Millions in Lebanon are in dire need of assistance, but the same factors that made the country so vulnerable to global shocks are also limiting its access to aid. The awful state of the Lebanese economy in the last two years can be largely traced to the political corruption and mismanagement.

Some aid is being sent to the country, not only by the joint France-Saudi Arabia pledge, but also by the European Commission with a $21 million package having been recently announced. The World Bank is also close to wrapping negotiations on a $150 million loan meant to stabilise bread prices and assure food security. But many international donors are becoming more reluctant to offer aid without concrete assurances that all the funds will make their way to the most needy.

Clandestine finances

The International Monetary Fund in particular has adopted a more cautious approach when providing aid to Lebanon. While it has recently concluded an agreement for a $3 billion aid package, the IMF is attaching strict conditions, the so-called ”five pillars”, which include implementing fiscal reforms, restructuring of external public debt, anti-corruption and anti-money laundering efforts and, perhaps most important of all, restructuring the financial sector.

The IMF has made the overhaul of the country’s notoriously corrupt and bloated banking system a centrepiece of the agreement. The stipulations include auditing the central bank, reforming bank secrecy laws, and fundamentally restructuring the country’s major banks. Through this crackdown on corruption, the IMF hopes to put reign in corruption and embezzlement which have arisen all too often from Lebanon’s financial sector.

Th IMF’s push is understandable, given that one such case has resulted in major headlines in the recent past. Kuwait-based logistic firm Agility is involved in a case against the Intercontinental Bank of Lebanon for allegedly granting a fraudulent $150 million loan to Korek, the Iraqi telecoms company owned by Kurdistan politician Sirwan Barzani. Agility, who had invested in Korek alongside French telecom giant Orange, claims not only that the loan had not been disclosed to stakeholders but that, through an elaborate clandestine payment system allegedly set up through a Lebanese business connection, Barzani was able to embezzle these funds at his leisure.

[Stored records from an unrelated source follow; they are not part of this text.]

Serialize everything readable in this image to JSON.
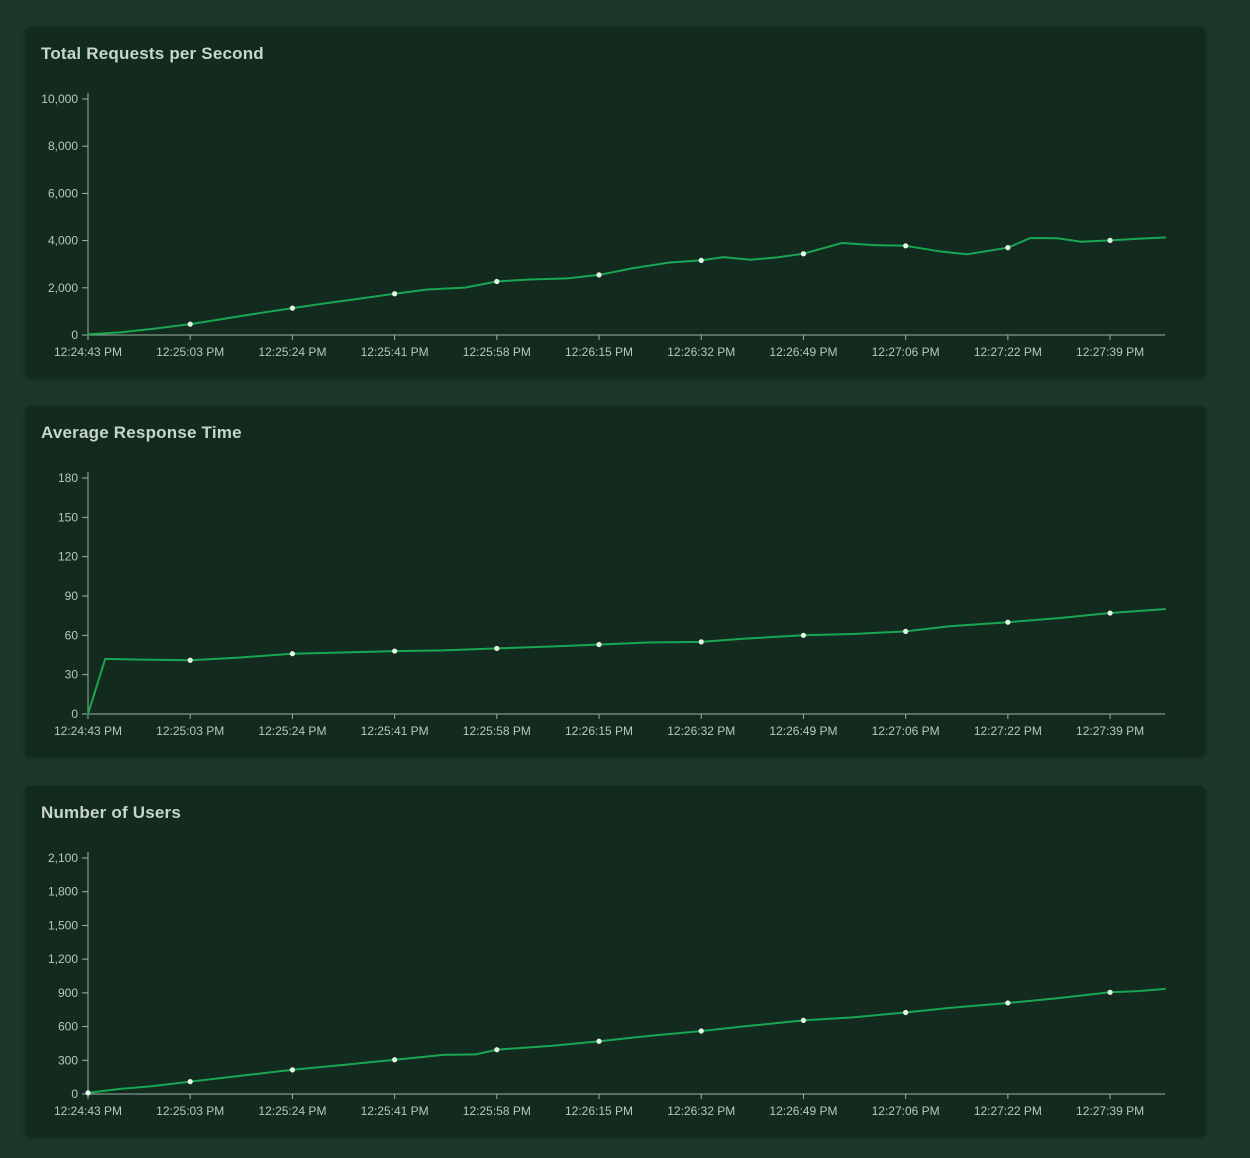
{
  "theme": {
    "page_background": "#1c3829",
    "card_background": "#132a1e",
    "title_color": "#c7d6c9",
    "tick_label_color": "#b7c8ba",
    "axis_color": "#9db1a2",
    "line_color": "#19a653",
    "dot_color": "#e8f6ec"
  },
  "chart_data": [
    {
      "type": "line",
      "title": "Total Requests per Second",
      "xlabel": "",
      "ylabel": "",
      "grid": false,
      "legend": "none",
      "ylim": [
        0,
        10000
      ],
      "x_tick_step": 0.0949,
      "x_tick_labels": [
        "12:24:43 PM",
        "12:25:03 PM",
        "12:25:24 PM",
        "12:25:41 PM",
        "12:25:58 PM",
        "12:26:15 PM",
        "12:26:32 PM",
        "12:26:49 PM",
        "12:27:06 PM",
        "12:27:22 PM",
        "12:27:39 PM"
      ],
      "y_ticks": [
        {
          "v": 0,
          "label": "0"
        },
        {
          "v": 2000,
          "label": "2,000"
        },
        {
          "v": 4000,
          "label": "4,000"
        },
        {
          "v": 6000,
          "label": "6,000"
        },
        {
          "v": 8000,
          "label": "8,000"
        },
        {
          "v": 10000,
          "label": "10,000"
        }
      ],
      "dots_from": 1,
      "series": [
        {
          "name": "Total Requests per Second",
          "points": [
            [
              0.0,
              30
            ],
            [
              0.03,
              110
            ],
            [
              0.06,
              260
            ],
            [
              0.095,
              460
            ],
            [
              0.125,
              680
            ],
            [
              0.158,
              920
            ],
            [
              0.19,
              1140
            ],
            [
              0.22,
              1340
            ],
            [
              0.255,
              1560
            ],
            [
              0.285,
              1750
            ],
            [
              0.315,
              1930
            ],
            [
              0.35,
              2010
            ],
            [
              0.38,
              2270
            ],
            [
              0.41,
              2350
            ],
            [
              0.445,
              2400
            ],
            [
              0.475,
              2550
            ],
            [
              0.505,
              2820
            ],
            [
              0.54,
              3070
            ],
            [
              0.569,
              3160
            ],
            [
              0.59,
              3300
            ],
            [
              0.615,
              3190
            ],
            [
              0.64,
              3290
            ],
            [
              0.664,
              3440
            ],
            [
              0.7,
              3900
            ],
            [
              0.73,
              3810
            ],
            [
              0.759,
              3780
            ],
            [
              0.79,
              3550
            ],
            [
              0.816,
              3420
            ],
            [
              0.854,
              3700
            ],
            [
              0.875,
              4110
            ],
            [
              0.9,
              4100
            ],
            [
              0.922,
              3950
            ],
            [
              0.949,
              4010
            ],
            [
              0.975,
              4080
            ],
            [
              1.0,
              4130
            ]
          ]
        }
      ]
    },
    {
      "type": "line",
      "title": "Average Response Time",
      "xlabel": "",
      "ylabel": "",
      "grid": false,
      "legend": "none",
      "ylim": [
        0,
        180
      ],
      "x_tick_step": 0.0949,
      "x_tick_labels": [
        "12:24:43 PM",
        "12:25:03 PM",
        "12:25:24 PM",
        "12:25:41 PM",
        "12:25:58 PM",
        "12:26:15 PM",
        "12:26:32 PM",
        "12:26:49 PM",
        "12:27:06 PM",
        "12:27:22 PM",
        "12:27:39 PM"
      ],
      "y_ticks": [
        {
          "v": 0,
          "label": "0"
        },
        {
          "v": 30,
          "label": "30"
        },
        {
          "v": 60,
          "label": "60"
        },
        {
          "v": 90,
          "label": "90"
        },
        {
          "v": 120,
          "label": "120"
        },
        {
          "v": 150,
          "label": "150"
        },
        {
          "v": 180,
          "label": "180"
        }
      ],
      "dots_from": 1,
      "series": [
        {
          "name": "Average Response Time",
          "points": [
            [
              0.0,
              0
            ],
            [
              0.016,
              42
            ],
            [
              0.05,
              41.5
            ],
            [
              0.095,
              41
            ],
            [
              0.14,
              43
            ],
            [
              0.19,
              46
            ],
            [
              0.24,
              47
            ],
            [
              0.285,
              48
            ],
            [
              0.33,
              48.5
            ],
            [
              0.38,
              50
            ],
            [
              0.43,
              51.5
            ],
            [
              0.475,
              53
            ],
            [
              0.52,
              54.5
            ],
            [
              0.569,
              55
            ],
            [
              0.61,
              57.5
            ],
            [
              0.664,
              60
            ],
            [
              0.71,
              61
            ],
            [
              0.759,
              63
            ],
            [
              0.8,
              67
            ],
            [
              0.854,
              70
            ],
            [
              0.9,
              73
            ],
            [
              0.949,
              77
            ],
            [
              1.0,
              80
            ]
          ]
        }
      ]
    },
    {
      "type": "line",
      "title": "Number of Users",
      "xlabel": "",
      "ylabel": "",
      "grid": false,
      "legend": "none",
      "ylim": [
        0,
        2100
      ],
      "x_tick_step": 0.0949,
      "x_tick_labels": [
        "12:24:43 PM",
        "12:25:03 PM",
        "12:25:24 PM",
        "12:25:41 PM",
        "12:25:58 PM",
        "12:26:15 PM",
        "12:26:32 PM",
        "12:26:49 PM",
        "12:27:06 PM",
        "12:27:22 PM",
        "12:27:39 PM"
      ],
      "y_ticks": [
        {
          "v": 0,
          "label": "0"
        },
        {
          "v": 300,
          "label": "300"
        },
        {
          "v": 600,
          "label": "600"
        },
        {
          "v": 900,
          "label": "900"
        },
        {
          "v": 1200,
          "label": "1,200"
        },
        {
          "v": 1500,
          "label": "1,500"
        },
        {
          "v": 1800,
          "label": "1,800"
        },
        {
          "v": 2100,
          "label": "2,100"
        }
      ],
      "dots_from": 0,
      "series": [
        {
          "name": "Number of Users",
          "points": [
            [
              0.0,
              10
            ],
            [
              0.03,
              45
            ],
            [
              0.06,
              70
            ],
            [
              0.095,
              110
            ],
            [
              0.14,
              160
            ],
            [
              0.19,
              215
            ],
            [
              0.24,
              262
            ],
            [
              0.285,
              305
            ],
            [
              0.33,
              348
            ],
            [
              0.36,
              352
            ],
            [
              0.38,
              395
            ],
            [
              0.43,
              428
            ],
            [
              0.475,
              470
            ],
            [
              0.52,
              516
            ],
            [
              0.569,
              560
            ],
            [
              0.61,
              602
            ],
            [
              0.664,
              655
            ],
            [
              0.71,
              682
            ],
            [
              0.759,
              725
            ],
            [
              0.8,
              766
            ],
            [
              0.854,
              810
            ],
            [
              0.9,
              852
            ],
            [
              0.949,
              905
            ],
            [
              0.975,
              916
            ],
            [
              1.0,
              935
            ]
          ]
        }
      ]
    }
  ]
}
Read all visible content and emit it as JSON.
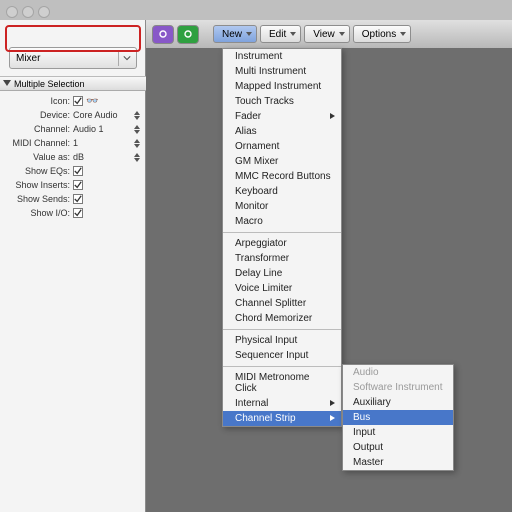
{
  "colors": {
    "accent": "#4877c9",
    "highlight_border": "#cc2222",
    "purple": "#8858c8",
    "green": "#2fa040"
  },
  "window": {
    "traffic_lights": 3
  },
  "sidebar": {
    "selector": {
      "value": "Mixer"
    },
    "section_title": "Multiple Selection",
    "params": [
      {
        "label": "Icon:",
        "type": "check_glasses",
        "checked": true
      },
      {
        "label": "Device:",
        "type": "spinner",
        "value": "Core Audio"
      },
      {
        "label": "Channel:",
        "type": "spinner",
        "value": "Audio 1"
      },
      {
        "label": "MIDI Channel:",
        "type": "spinner",
        "value": "1"
      },
      {
        "label": "Value as:",
        "type": "spinner",
        "value": "dB"
      },
      {
        "label": "Show EQs:",
        "type": "check",
        "checked": true
      },
      {
        "label": "Show Inserts:",
        "type": "check",
        "checked": true
      },
      {
        "label": "Show Sends:",
        "type": "check",
        "checked": true
      },
      {
        "label": "Show I/O:",
        "type": "check",
        "checked": true
      }
    ]
  },
  "toolbar": {
    "icon_buttons": [
      {
        "name": "link-icon",
        "color_key": "purple"
      },
      {
        "name": "cycle-icon",
        "color_key": "green"
      }
    ],
    "menus": [
      {
        "label": "New",
        "active": true
      },
      {
        "label": "Edit",
        "active": false
      },
      {
        "label": "View",
        "active": false
      },
      {
        "label": "Options",
        "active": false
      }
    ]
  },
  "dropdown": {
    "groups": [
      [
        {
          "label": "Instrument"
        },
        {
          "label": "Multi Instrument"
        },
        {
          "label": "Mapped Instrument"
        },
        {
          "label": "Touch Tracks"
        },
        {
          "label": "Fader",
          "submenu": true
        },
        {
          "label": "Alias"
        },
        {
          "label": "Ornament"
        },
        {
          "label": "GM Mixer"
        },
        {
          "label": "MMC Record Buttons"
        },
        {
          "label": "Keyboard"
        },
        {
          "label": "Monitor"
        },
        {
          "label": "Macro"
        }
      ],
      [
        {
          "label": "Arpeggiator"
        },
        {
          "label": "Transformer"
        },
        {
          "label": "Delay Line"
        },
        {
          "label": "Voice Limiter"
        },
        {
          "label": "Channel Splitter"
        },
        {
          "label": "Chord Memorizer"
        }
      ],
      [
        {
          "label": "Physical Input"
        },
        {
          "label": "Sequencer Input"
        }
      ],
      [
        {
          "label": "MIDI Metronome Click"
        },
        {
          "label": "Internal",
          "submenu": true
        },
        {
          "label": "Channel Strip",
          "submenu": true,
          "highlight": true
        }
      ]
    ]
  },
  "submenu": {
    "items": [
      {
        "label": "Audio",
        "dim": true
      },
      {
        "label": "Software Instrument",
        "dim": true
      },
      {
        "label": "Auxiliary"
      },
      {
        "label": "Bus",
        "highlight": true
      },
      {
        "label": "Input"
      },
      {
        "label": "Output"
      },
      {
        "label": "Master"
      }
    ]
  }
}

The matter, however, only came to light during a separate trial related to Barzani’s role in the defrauding Orange and Agility when they had invested in Korek. In the most recent twist in this ongoing international legal saga that now sees Agility suing IBL for $97 million in damages, Agility refused to accept a settlement offer by IBL, rebuffing an apparent attempt to keep the matter out of legal arbitration.

A rotten system

The proverbial rot in the Lebanese banking sector, however, starts from the top. Riad Salameh, the serving chief of the Banque du Liban, has been embroiled in an incredible array of scandals that span from money laundering, to embezzlement and creating “the world’s largest Ponzi scheme”. In an attempt to hide decades of alleged financial misdeeds, the central bank placed limits on the amount everyday people can withdraw from their accounts, thus artificially keeping the whole sector from collapsing and revealing the rot within.

After benefitting from an unassailable reputation for several years, Salameh is finally being held accountable. Earlier this year France, Germany and Luxembourg seized properties worth more than $100 million with links to Salameh, who is also facing prosecutions both at home and in France.

These cases are only the most audacious illustration of the deeply entrenched corruption in Lebanese politics and business. The nation now ranks among the 30 most corrupt countries in the world and continues to drop further down the list as greedy politicians and bankers continue to turn the prosperous dream of a post-civil war Lebanon into a powder keg.

And while protests, often violent, have flared up in recent years, the current situation in Ukraine, which has devastated the global wheat trade, might just be the spark that ignites the Lebanese anger. Will Lebanon’s elites wake up and smell the coffee before it is too late?